Elon Musk’s 2020 income was through the roof.
He received four grants to buy 8.4 million Tesla shares in 2020. After paying the exercise price, those blocks of stock options were each worth $ 6.2 billion at Wednesday’s closing price.
The combined $ 24.8 billion value of those options is more than Musk was worth a year ago when Forbes calculated his list of billionaires, when he ranked the 31st richest person in the world.
2021 and 2022 could be almost as lucrative for him.
The company’s annual financial presentation this week revealed that Musk will likely receive three additional option grants this year, each as large and lucrative as the ones he received in 2020.
At current values, those three tranches of options would be worth $ 18.6 billion.
Analysts now forecast that Tesla’s financial results for 2022 will also reach heights that would bring Musk three additional blocks of options. Tesla could hit one of those profit targets in 2021, which would mean Musk could match the four tranches of options he received last year.
Few investors complain about Elon Musk’s pay.
The stock’s 743% rise in 2020 made it the biggest winner on the stock market, as well as one of the most valuable companies in the world. That has calmed most of the criticism he might have faced.
“Tesla’s prestige is Musk,” said Daniel Ives, technology analyst at Wedbush Securities. “The reason investors haven’t blinked is that due to Elon Musk’s strategic direction, Tesla is at the top of the electric vehicle mountain and heading into the golden age of electric vehicles. And it has put Tesla on the cusp of being a trillion dollar market capitalization company.”
Rising Tesla’s share price and his options to buy new shares have made Musk the richest person on the planet, according to Bloomberg, surpassing Amazon founder Jeff Bezos.
How did Elon Musk get rich ?
Unlike Musk, Bezos receives no stock options from Amazon, and earned a relatively modest salary of $ 81,840 in 2019, plus security services valued at $ 1.6 million a year.
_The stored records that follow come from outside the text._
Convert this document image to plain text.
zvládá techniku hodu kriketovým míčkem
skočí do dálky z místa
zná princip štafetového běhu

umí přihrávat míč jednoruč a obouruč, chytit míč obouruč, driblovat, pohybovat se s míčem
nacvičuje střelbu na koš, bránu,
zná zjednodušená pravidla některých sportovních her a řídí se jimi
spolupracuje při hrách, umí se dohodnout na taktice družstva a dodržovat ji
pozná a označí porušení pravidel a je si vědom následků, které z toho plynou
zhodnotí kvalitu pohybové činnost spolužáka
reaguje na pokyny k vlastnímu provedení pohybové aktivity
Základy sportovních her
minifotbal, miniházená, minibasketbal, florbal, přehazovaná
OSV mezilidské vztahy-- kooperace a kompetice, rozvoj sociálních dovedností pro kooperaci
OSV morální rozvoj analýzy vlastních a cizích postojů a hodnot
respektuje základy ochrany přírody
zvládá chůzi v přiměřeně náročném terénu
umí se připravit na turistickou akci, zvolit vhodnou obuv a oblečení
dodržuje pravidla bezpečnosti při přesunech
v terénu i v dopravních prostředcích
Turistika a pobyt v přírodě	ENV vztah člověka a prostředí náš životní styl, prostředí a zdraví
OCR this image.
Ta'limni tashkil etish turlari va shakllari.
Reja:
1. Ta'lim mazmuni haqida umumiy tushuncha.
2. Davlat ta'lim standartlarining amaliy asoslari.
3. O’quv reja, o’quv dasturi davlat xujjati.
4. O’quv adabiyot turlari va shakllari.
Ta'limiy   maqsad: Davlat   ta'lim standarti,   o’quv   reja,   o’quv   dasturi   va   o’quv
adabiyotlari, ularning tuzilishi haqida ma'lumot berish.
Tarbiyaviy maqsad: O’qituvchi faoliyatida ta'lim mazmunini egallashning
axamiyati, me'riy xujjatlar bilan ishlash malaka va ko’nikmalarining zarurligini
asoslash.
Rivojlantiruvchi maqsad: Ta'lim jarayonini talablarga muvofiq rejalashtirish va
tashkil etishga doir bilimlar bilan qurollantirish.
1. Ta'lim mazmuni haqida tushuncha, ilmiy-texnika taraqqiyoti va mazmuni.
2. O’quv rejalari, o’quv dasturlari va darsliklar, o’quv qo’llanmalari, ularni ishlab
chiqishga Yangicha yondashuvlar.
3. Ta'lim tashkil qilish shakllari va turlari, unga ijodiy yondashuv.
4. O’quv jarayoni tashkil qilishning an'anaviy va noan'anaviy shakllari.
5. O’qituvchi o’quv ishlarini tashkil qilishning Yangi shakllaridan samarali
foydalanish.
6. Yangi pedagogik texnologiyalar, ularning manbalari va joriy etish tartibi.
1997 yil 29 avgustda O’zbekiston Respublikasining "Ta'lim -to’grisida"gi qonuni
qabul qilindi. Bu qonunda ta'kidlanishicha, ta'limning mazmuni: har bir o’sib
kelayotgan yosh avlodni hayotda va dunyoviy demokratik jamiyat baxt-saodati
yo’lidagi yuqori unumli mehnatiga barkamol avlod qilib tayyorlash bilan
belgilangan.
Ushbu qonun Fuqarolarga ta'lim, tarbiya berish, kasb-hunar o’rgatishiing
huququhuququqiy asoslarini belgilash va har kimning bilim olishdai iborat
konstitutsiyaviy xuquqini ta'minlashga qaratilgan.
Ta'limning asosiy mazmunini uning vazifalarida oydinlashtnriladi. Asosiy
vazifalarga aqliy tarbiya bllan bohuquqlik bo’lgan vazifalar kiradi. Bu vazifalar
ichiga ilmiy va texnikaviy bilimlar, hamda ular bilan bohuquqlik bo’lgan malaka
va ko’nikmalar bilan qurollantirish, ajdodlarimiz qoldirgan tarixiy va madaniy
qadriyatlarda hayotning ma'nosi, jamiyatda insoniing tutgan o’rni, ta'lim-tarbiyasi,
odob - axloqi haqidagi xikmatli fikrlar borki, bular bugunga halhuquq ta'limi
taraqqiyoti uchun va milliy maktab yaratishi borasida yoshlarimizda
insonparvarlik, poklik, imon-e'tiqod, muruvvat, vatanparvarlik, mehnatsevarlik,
But instead of benefiting from stock options or grants as most CEOs do, you primarily benefit from increasing your Amazon stock.
Musk similarly owns 170 million shares of Tesla, worth about $ 137.2 billion, in addition to existing shares, he has options to buy new ones. In fact, the nearly $ 123 billion gain in 2020 in the value of the stock Musk already owns dwarfs the value of the additional options he received.
Musk, who bought a majority stake in Tesla in 2004 when it was an upstart private company years after making its first car, is paid no salary. Before his current lucrative compensation package, he had an older version that paid him with options to buy 22.9 million adjusted Tesla shares divided by a price of $ 6.24 each. Those options are worth $ 18.3 billion today.
The options you received last year came from a second compensation package that was overwhelmingly approved by Tesla shareholders in 2018. It allows you to receive options to buy up to 101 million adjusted shares divided at $ 70 each. Those options can come in 12 separate tranches of the same size.
If Tesla’s stock price continues to rise, so will the value of options. In late May, when Tesla confirmed that Elon Musk received the first block of options for 2020, they were valued at “only” $ 770 million after exercise price. Today they are worth US $ 6.2 billion.
Musk has not exercised any of his options. Executives often exercise them when they expire or to free up cash. Musk has never sold Tesla stock.
Cost of Tesla options
Those options come at a cost to Tesla, although it is not a cash expense.
Share-based compensation accounted for a $ 1.7 billion impact on Tesla’s bottom line last year. The company does not disclose how much of that was Musk’s or how much was stock for its other 70,750 employees.
The company makes the stocks available to its employees. His presentation said that “our compensation philosophy for all of our people reflects the origins of our startup, with an emphasis on share-based awards.”
But the same filing says the company does not match employee contributions to its 401 (k) plans, in cash or in company stock.
When Elon Musk was recently asked on Twitter about the company’s lack of support for 401 (k) plans versus its own compensation package, he responded, “Everyone at Tesla gets stock. My compensation is all stocks / options, which I don’t take off the table. That is what you are not taking into account.
Tesla said Musk had so many options, much earlier than expected, that it caused the increase in share-based compensation expenses. In 2019, share-based compensation was approximately $ 900 million.
Musk did not receive options in 2019, but part of that $ 900 million was an expense that Tesla set aside because it believed Elon Musk would receive options in early 2020.
While share-based compensation doesn’t drain cash from Tesla’s coffers, it does change the company’s earnings picture.
The company reported positive net income for the first time in 2020, earning $ 721 million. Critics point out that its profit was far less than the $ 1.6 billion Tesla received from the sale of regulatory credits to other automakers.
They claim that the company actually lost money on the sale of cars and that it cannot depend on the proceeds from the sale of those loans in the long term.
Without the $ 1.7 billion in share-based compensation, Tesla’s net income would exceed the proceeds from the sale of those regulatory credits. And Tesla’s critics could not have claimed that he lost money selling cars.